What Do The Students Think?
Over the past 18 months, I’ve had the privilege to work with several university AuD programs and well over 100 students conducting a 1-day workshop on teaching conversation and questioning techniques designed to help the AuD student achieve greater success with their hearing aid patients. At the end of each workshop, I have the students fill out a survey and I ask two open-ended questions.
- What were your thoughts about sales and audiology before the workshop?
- What are your thoughts about sales and audiology after the workshop?
After conducting the workshop this summer at the University of Wisconsin, here are 5 student comments to question #1
- I was scared to approach the “sales” topic
- Very negative. I’m uncomfortable with it.

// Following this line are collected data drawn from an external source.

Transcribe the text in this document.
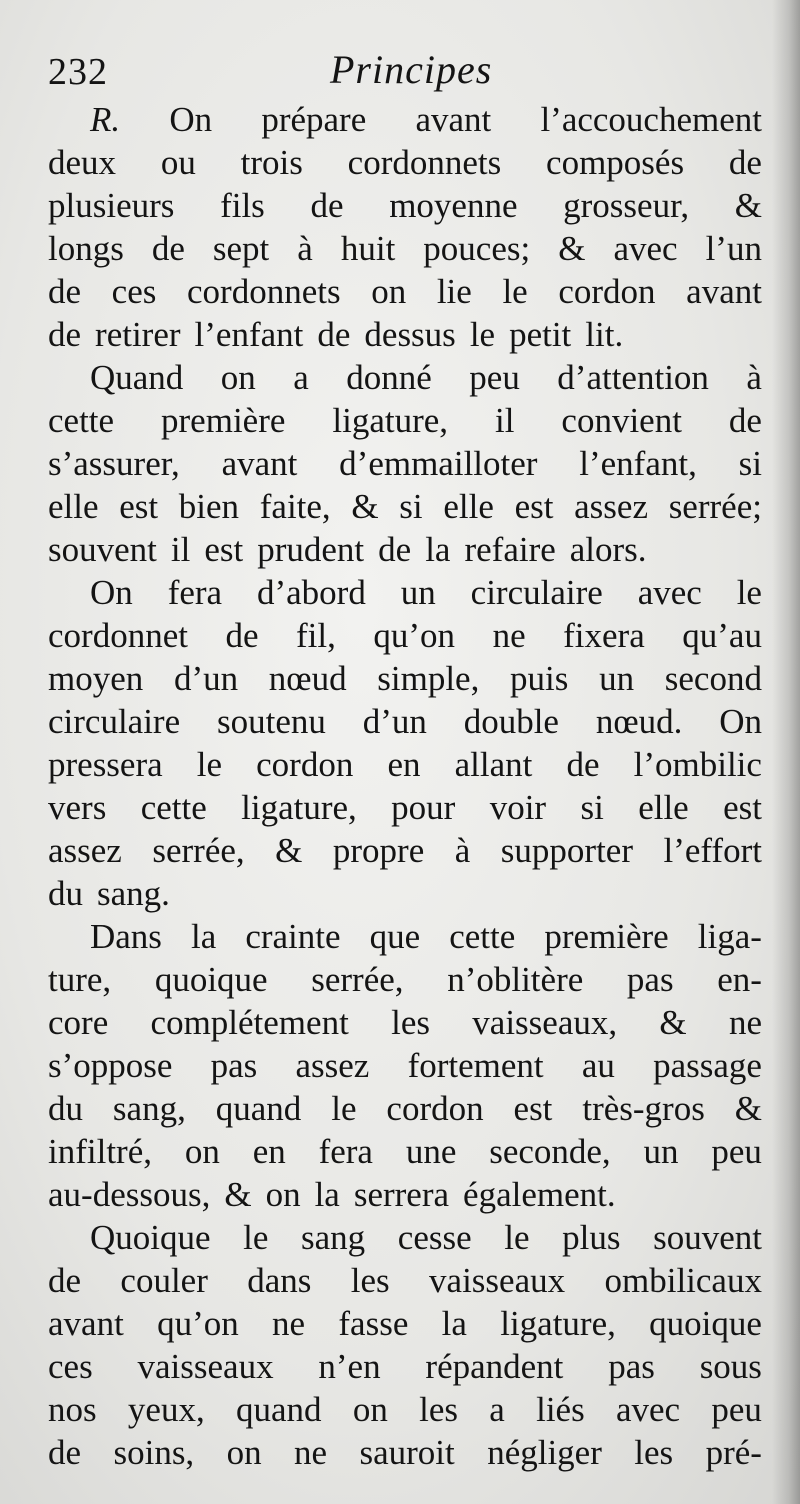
232	Principes
R. On prépare avant l’accouchement
deux ou trois cordonnets composés de
plusieurs fils de moyenne grosseur, &
longs de sept à huit pouces; & avec l’un
de ces cordonnets on lie le cordon avant
de retirer l’enfant de dessus le petit lit.
Quand on a donné peu d’attention à
cette première ligature, il convient de
s’assurer, avant d’emmailloter l’enfant, si
elle est bien faite, & si elle est assez serrée;
souvent il est prudent de la refaire alors.
On fera d’abord un circulaire avec le
cordonnet de fil, qu’on ne fixera qu’au
moyen d’un nœud simple, puis un second
circulaire soutenu d’un double nœud. On
pressera le cordon en allant de l’ombilic
vers cette ligature, pour voir si elle est
assez serrée, & propre à supporter l’effort
du sang.
Dans la crainte que cette première liga-
ture, quoique serrée, n’oblitère pas en-
core complétement les vaisseaux, & ne
s’oppose pas assez fortement au passage
du sang, quand le cordon est très-gros &
infiltré, on en fera une seconde, un peu
au-dessous, & on la serrera également.
Quoique le sang cesse le plus souvent
de couler dans les vaisseaux ombilicaux
avant qu’on ne fasse la ligature, quoique
ces vaisseaux n’en répandent pas sous
nos yeux, quand on les a liés avec peu
de soins, on ne sauroit négliger les pré-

- Intimidating and uncomfortable – this is why I don’t like hearing aids
- I don’t want to be viewed as pushy to make money
- Mostly negative – I’m afraid of discussing price and dealing with quotas
Students state a version of these comments at every workshop I’ve conducted. Sadly, I’ve had several students tell me they “hate” hearing aids because they can’t get their patients to do anything.

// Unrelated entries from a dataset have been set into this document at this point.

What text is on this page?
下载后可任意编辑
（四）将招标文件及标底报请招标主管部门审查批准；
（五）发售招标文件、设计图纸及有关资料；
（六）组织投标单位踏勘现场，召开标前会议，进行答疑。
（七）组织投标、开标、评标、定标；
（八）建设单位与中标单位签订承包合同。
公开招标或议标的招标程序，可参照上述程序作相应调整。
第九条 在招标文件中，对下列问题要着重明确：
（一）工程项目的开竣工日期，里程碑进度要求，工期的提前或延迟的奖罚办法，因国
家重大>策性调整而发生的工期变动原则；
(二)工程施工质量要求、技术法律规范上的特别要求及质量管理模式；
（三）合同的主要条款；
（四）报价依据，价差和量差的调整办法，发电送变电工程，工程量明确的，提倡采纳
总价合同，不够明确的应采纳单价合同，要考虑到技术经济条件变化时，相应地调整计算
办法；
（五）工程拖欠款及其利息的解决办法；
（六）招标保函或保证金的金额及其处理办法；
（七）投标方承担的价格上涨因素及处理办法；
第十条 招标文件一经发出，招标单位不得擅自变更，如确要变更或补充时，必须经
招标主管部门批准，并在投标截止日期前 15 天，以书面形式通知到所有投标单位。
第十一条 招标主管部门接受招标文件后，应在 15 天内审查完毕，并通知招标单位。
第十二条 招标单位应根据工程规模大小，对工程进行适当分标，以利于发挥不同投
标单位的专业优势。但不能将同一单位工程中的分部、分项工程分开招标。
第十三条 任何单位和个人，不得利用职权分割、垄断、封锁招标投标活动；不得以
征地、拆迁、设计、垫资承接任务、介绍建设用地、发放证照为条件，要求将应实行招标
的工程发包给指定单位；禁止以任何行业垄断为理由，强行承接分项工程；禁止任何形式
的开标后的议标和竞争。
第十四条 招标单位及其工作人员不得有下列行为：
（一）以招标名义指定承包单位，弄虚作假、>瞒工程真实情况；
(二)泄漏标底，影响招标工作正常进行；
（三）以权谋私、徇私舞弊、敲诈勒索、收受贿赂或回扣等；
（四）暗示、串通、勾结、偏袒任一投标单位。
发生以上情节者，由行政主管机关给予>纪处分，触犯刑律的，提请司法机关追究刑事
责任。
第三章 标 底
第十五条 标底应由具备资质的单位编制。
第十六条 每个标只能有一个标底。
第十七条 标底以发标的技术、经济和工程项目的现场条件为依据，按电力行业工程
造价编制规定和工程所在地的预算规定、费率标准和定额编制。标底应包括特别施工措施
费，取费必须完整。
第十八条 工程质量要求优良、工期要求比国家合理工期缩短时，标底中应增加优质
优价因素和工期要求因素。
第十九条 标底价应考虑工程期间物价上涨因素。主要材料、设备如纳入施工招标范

After being taught that there is a safe, motivating, and patient-centered way to drive positive behavior with patients, these same 5 students made the following comments.
- I’m so much more confident about doing this!

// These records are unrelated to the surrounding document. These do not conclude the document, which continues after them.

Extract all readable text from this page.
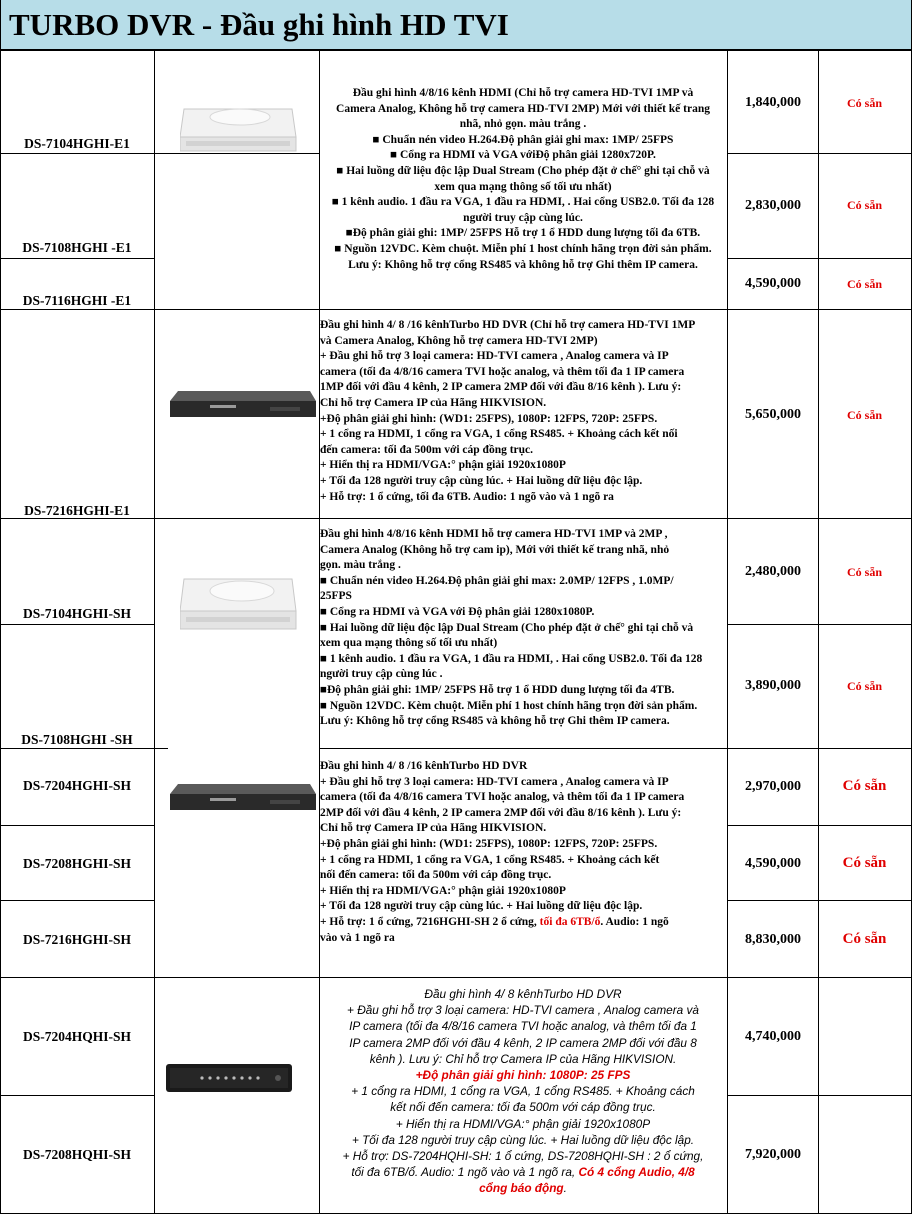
TURBO DVR - Đầu ghi hình HD TVI
DS-7104HGHI-E1
DS-7108HGHI -E1
DS-7116HGHI -E1
DS-7216HGHI-E1
DS-7104HGHI-SH
DS-7108HGHI -SH
DS-7204HGHI-SH
DS-7208HGHI-SH
DS-7216HGHI-SH
DS-7204HQHI-SH
DS-7208HQHI-SH
1,840,000
2,830,000
4,590,000
5,650,000
2,480,000
3,890,000
2,970,000
4,590,000
8,830,000
4,740,000
7,920,000
Có sẵn
Có sẵn
Có sẵn
Có sẵn
Có sẵn
Có sẵn
Có sẵn
Có sẵn
Có sẵn
Đầu ghi hình 4/8/16 kênh HDMI (Chỉ hỗ trợ camera HD-TVI 1MP và
Camera Analog, Không hỗ trợ camera HD-TVI 2MP) Mới với thiết kế trang
nhã, nhỏ gọn. màu trắng .
■ Chuẩn nén video H.264.Độ phân giải ghi max: 1MP/ 25FPS
■ Cổng ra HDMI và VGA vớiĐộ phân giải 1280x720P.
■ Hai luồng dữ liệu độc lập Dual Stream (Cho phép đặt ở chế° ghi tại chỗ và
xem qua mạng thông số tối ưu nhất)
■ 1 kênh audio. 1 đầu ra VGA, 1 đầu ra HDMI, . Hai cổng USB2.0. Tối đa 128
người truy cập cùng lúc.
■Độ phân giải ghi: 1MP/ 25FPS Hỗ trợ 1 ổ HDD dung lượng tối đa 6TB.
■ Nguồn 12VDC. Kèm chuột. Miễn phí 1 host chính hãng trọn đời sản phẩm.
Lưu ý: Không hỗ trợ cổng RS485 và không hỗ trợ Ghi thêm IP camera.
Đầu ghi hình 4/ 8 /16 kênhTurbo HD DVR (Chỉ hỗ trợ camera HD-TVI 1MP
và Camera Analog, Không hỗ trợ camera HD-TVI 2MP)
+ Đầu ghi hỗ trợ 3 loại camera: HD-TVI camera , Analog camera và IP
camera (tối đa 4/8/16 camera TVI hoặc analog, và thêm tối đa 1 IP camera
1MP đối với đầu 4 kênh, 2 IP camera 2MP đối với đầu 8/16 kênh ). Lưu ý:
Chỉ hỗ trợ Camera IP của Hãng HIKVISION.
+Độ phân giải ghi hình: (WD1: 25FPS), 1080P: 12FPS, 720P: 25FPS.
+ 1 cổng ra HDMI, 1 cổng ra VGA, 1 cổng RS485. + Khoảng cách kết nối
đến camera: tối đa 500m với cáp đồng trục.
+ Hiển thị ra HDMI/VGA:° phận giải 1920x1080P
+ Tối đa 128 người truy cập cùng lúc. + Hai luồng dữ liệu độc lập.
+ Hỗ trợ: 1 ổ cứng, tối đa 6TB. Audio: 1 ngõ vào và 1 ngõ ra
Đầu ghi hình 4/8/16 kênh HDMI hỗ trợ camera HD-TVI 1MP và 2MP ,
Camera Analog (Không hỗ trợ cam ip), Mới với thiết kế trang nhã, nhỏ
gọn. màu trắng .
■ Chuẩn nén video H.264.Độ phân giải ghi max: 2.0MP/ 12FPS , 1.0MP/
25FPS
■ Cổng ra HDMI và VGA với Độ phân giải 1280x1080P.
■ Hai luồng dữ liệu độc lập Dual Stream (Cho phép đặt ở chế° ghi tại chỗ và
xem qua mạng thông số tối ưu nhất)
■ 1 kênh audio. 1 đầu ra VGA, 1 đầu ra HDMI, . Hai cổng USB2.0. Tối đa 128
người truy cập cùng lúc .
■Độ phân giải ghi: 1MP/ 25FPS Hỗ trợ 1 ổ HDD dung lượng tối đa 4TB.
■ Nguồn 12VDC. Kèm chuột. Miễn phí 1 host chính hãng trọn đời sản phẩm.
Lưu ý: Không hỗ trợ cổng RS485 và không hỗ trợ Ghi thêm IP camera.
Đầu ghi hình 4/ 8 /16 kênhTurbo HD DVR
+ Đầu ghi hỗ trợ 3 loại camera: HD-TVI camera , Analog camera và IP
camera (tối đa 4/8/16 camera TVI hoặc analog, và thêm tối đa 1 IP camera
2MP đối với đầu 4 kênh, 2 IP camera 2MP đối với đầu 8/16 kênh ). Lưu ý:
Chỉ hỗ trợ Camera IP của Hãng HIKVISION.
+Độ phân giải ghi hình: (WD1: 25FPS), 1080P: 12FPS, 720P: 25FPS.
+ 1 cổng ra HDMI, 1 cổng ra VGA, 1 cổng RS485. + Khoảng cách kết
nối đến camera: tối đa 500m với cáp đồng trục.
+ Hiển thị ra HDMI/VGA:° phận giải 1920x1080P
+ Tối đa 128 người truy cập cùng lúc. + Hai luồng dữ liệu độc lập.
+ Hỗ trợ: 1 ổ cứng, 7216HGHI-SH 2 ổ cứng, tối đa 6TB/ổ. Audio: 1 ngõ
vào và 1 ngõ ra
Đầu ghi hình 4/ 8 kênhTurbo HD DVR
+ Đầu ghi hỗ trợ 3 loại camera: HD-TVI camera , Analog camera và
IP camera (tối đa 4/8/16 camera TVI hoặc analog, và thêm tối đa 1
IP camera 2MP đối với đầu 4 kênh, 2 IP camera 2MP đối với đầu 8
kênh ). Lưu ý: Chỉ hỗ trợ Camera IP của Hãng HIKVISION.
+Độ phân giải ghi hình: 1080P: 25 FPS
+ 1 cổng ra HDMI, 1 cổng ra VGA, 1 cổng RS485. + Khoảng cách
kết nối đến camera: tối đa 500m với cáp đồng trục.
+ Hiển thị ra HDMI/VGA:° phận giải 1920x1080P
+ Tối đa 128 người truy cập cùng lúc. + Hai luồng dữ liệu độc lập.
+ Hỗ trợ: DS-7204HQHI-SH: 1 ổ cứng, DS-7208HQHI-SH : 2 ổ cứng,
tối đa 6TB/ổ. Audio: 1 ngõ vào và 1 ngõ ra, Có 4 cổng Audio, 4/8
cổng báo động.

- This helps me make the experience better for the patient and me.
- If we don’t learn how to sell hearing aids, we aren’t doing our job.
- I can better help people make educated decisions about improving their life.
- I’m more encouraged, less intimidated, and resigned. It’s the “nature of the beast.”
I have found that students truly embrace the notion of sales and hearing aids because they feel it’s a required skill to help people hear better. By the time I get work with them, many students have experienced how difficult it is selling a product and solution no one wants. The good news – they are eager to open their mind to do something about it. I applaud the faculty at the universities with whom I’ve worked because they see the changing market and the importance of equipping their students with the necessary skills to be successful in the real world. I’ve become quite passionate about this because I remember the frustration I experienced trying to sell hearing aids. Today’s consumer has more control than ever because the amount of knowledge at their fingertips and point-of-sale options make the job of today’s hearing professional more difficult than ever.
Consultative Sales Skills Make Better Clinicians
In closing, and in all seriousness, I would like to add a couple items for Linda to add to her business course this coming school year. I’m confident this information will make her class even more unique and well-rounded. First, review consumer behavior research that motivates people to take action. Use examples from outside our industry. Secondly, break down the audiologist-patient interaction into the various touch points that ultimately creates a positive motivating experience. Lastly, please provide some consultative sales training so they can achieve success with hearing aids and help more people. I know they’ll love it and they’ll be better professionals for it!